Bungalow, a real estate start-up, has arrived in Philadelphia with a business model that could have been cribbed from MTV’s The Real World, casting young strangers as housemates one city at a time.
The San Francisco-based company, which officially began its Philadelphia operations Thursday, leases private homes from their owners for years at a time so it can rent those dwellings out by the room.
Bungalow chief executive Andrew Collins said the company offers a homier, less costly alternative to the “co-living” projects that are popping up in desirable neighborhoods in Philadelphia and beyond to house those who can’t — or don’t want to — afford a full-blown home of their own.
He compared his approach to that of co-working operators such as WeWork, which manage space that they rent from commercial landlords for sublease to shorter-term office users.
“Folks are fed up at having to put half of their paychecks toward rent,” Collins said this week. “We can really offer a great service where you don’t need to sacrifice to live in amazing neighborhoods.”
Susan Wachter, a real estate professor at the University of Pennsylvania’s Wharton School, said she sees Bungalow’s approach as a modern version of the rental-agent businesses that have long matched tenants with homes.
But by putting large numbers of properties under its direct management and using an online portal to fill each home to capacity, it can operate more efficiently and profitably than a traditional broker, Wachter said.

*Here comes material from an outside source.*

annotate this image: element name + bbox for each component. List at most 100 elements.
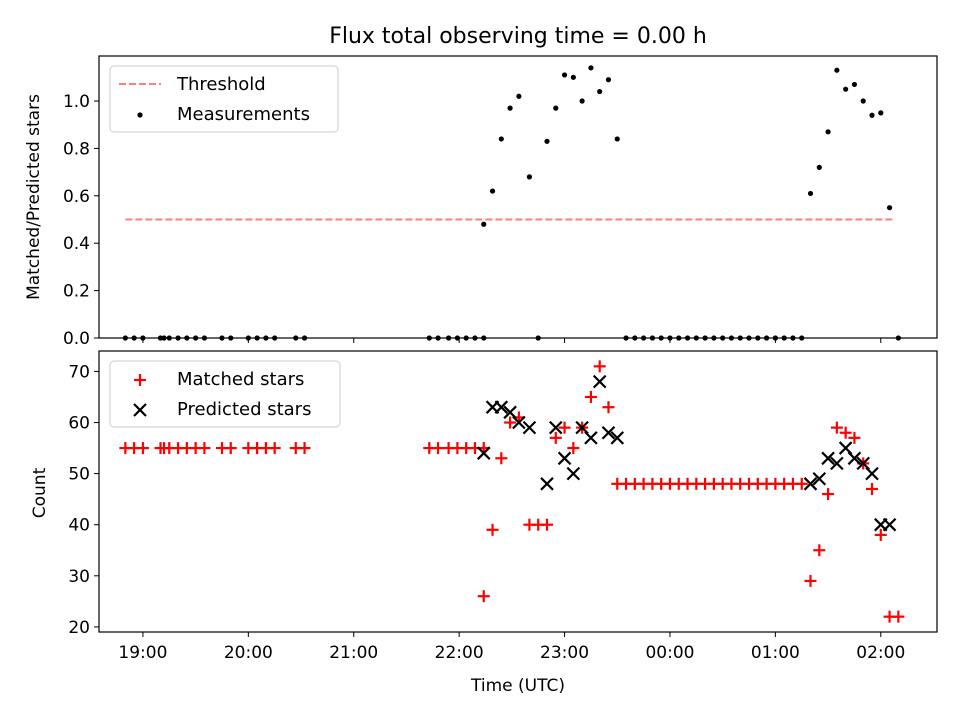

“It’s different because it’s linking to the internet and the shared economy," she said. “It’s Wall Street taking single-family homes and renting them out as multifamily."
Bungalow started about two years ago and has concentrated largely on markets where high housing costs make home-sharing especially attractive, such as the San Francisco Bay Area, Los Angeles, Boston, New York and Washington, D.C.
It’s beginning in Philadelphia with a portfolio of 13 three-bedroom properties, mostly rowhouses, in Center City and surrounding neighborhoods including Northern Liberties, Bella Vista, and Point Breeze. It plans to more than triple its leases with city homeowners by year’s end.
Rooms in the city range from $650 a month in Point Breeze to $970 a month near Washington Square, according to its website.
Bungalow performs background checks on prospective tenants and outfits homes that it manages with furniture, internet connections, big TVs and other appliances. It also holds citywide gatherings for residents of its properties.
Tenants typically must commit to leases of at least four months but are permitted to transfer into other homes under the company’s management, including ones in other cities, without penalty.
Collins said Bungalow pitches itself to the same base of transient young professionals targeted by operators of co-living apartments, such as those recently announcing projects in Fishtown and Northern Liberties.
But it can house that population more cost effectively, because its approach doesn’t require expensive new construction, he said. As a result, the company has been able to draw conservatively from the $14 million in venture capital it raised last year, fueling its expansion largely with funds from its operations, Collins said.
Bungalow started out renting properties from homeowners with more space than they needed, such as empty-nesters who have downsized into smaller apartments, but now works with a growing contingent of investors who buy houses specifically for his company to lease and manage, he said.
“You have multiple bedrooms that are just sitting there empty, and so it’s underutilized space,” Collins said. “We’re really able to better utilize that space.”
Kevin Gillen, senior research fellow at Drexel University’s Lindy Institute for Urban Innovation, said it’s unclear how the company will fare in Philadelphia, where housing costs are low compared with cities where Bungalow already operates.
Although it could gain a foothold in Center City, where rents really are high, or in such neighborhoods as Fishtown, Northern Liberties and Kensington, which appeal to young singles who might prefer the company of housemates, Gillen said he’s "skeptical that it could succeed on a citywide basis.”
“If housing is affordable, you don’t need to share a unit,” he said. "And, if you’re married, with kids, or just older, then chances are you don’t want to share a dwelling with a bunch of strangers.”
Bungalow also may be limited by Philadelphia’s zoning code, which generally prohibits homes from being shared by more than three occupants who are not related, said Peter Kelsen, a lawyer specializing in land-use law at Blank Rome LP.
While its listings in other cities offer space in houses with as many as nine bedrooms, all of the properties it has under lease in Philadelphia so far are three-bedroom homes.
Bungalow may "have figured out that this number issue could be a problem, " Kelsen said.